Not that Harris or anyone else with the Giants has even brought the suggestion of an extension to Bryant at this point, Bryant said.

But the Las Vegas native and natural-born West Coast guy has said repeatedly how much he likes San Francisco and the team culture, not to mention those 91 wins.

“It’s a good fit for me, and I’m having a great time so far,” Bryant said Friday during an emotional return to Wrigley for the first time since the trade. “We’re winning, and that makes everything better, too.

“But at the same time,” he added, “I’m here, and there’s a lot of memories here, and like I keep saying, I’m not closing the door on here, either — or anywhere, for that matter. It would be pretty stupid for me to say anything other than that.”

Especially with agent Scott Boras in the process of putting together Bryant’s “Manifold” portfolio for this winter’s free agent pitches.

He won’t have to hard-sell the Giants.

“Getting to know his personality, he’s a quiet, thoughtful and interesting person,” Giants manager Gabe Kapler said. “That stands out to me. It doesn’t surprise me.
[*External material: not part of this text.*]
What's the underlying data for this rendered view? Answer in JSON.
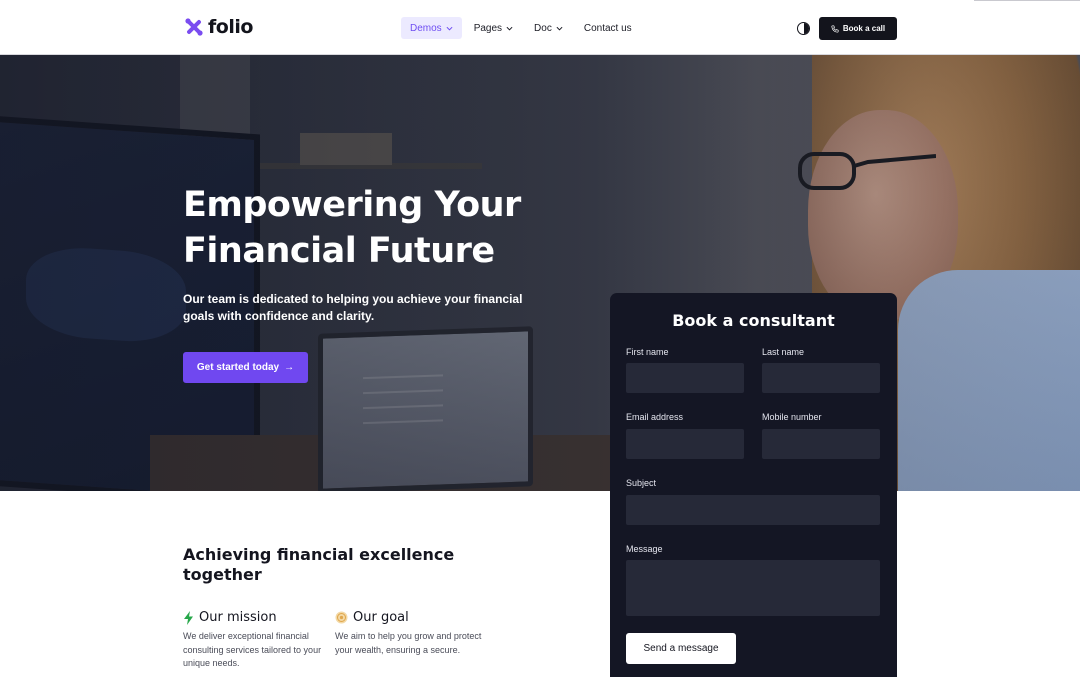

I just didn’t know it.”

Kapler raved about Bryant’s versatility and unsolicited offer upon his arrival to play anywhere and hit anywhere the Giants needed.

“We’ve tried to establish, and I think we’ve made progress in establishing, a very unselfish, teammate-first atmosphere,” Kapler said. “And I think Kris has not only fit in well but kind of embodied it.”


Good fit? Culture guy? Long-term likelihood?

“I’m just having a good time getting to know new people and new staff,” Bryant said, “and just the way a new team goes about things.”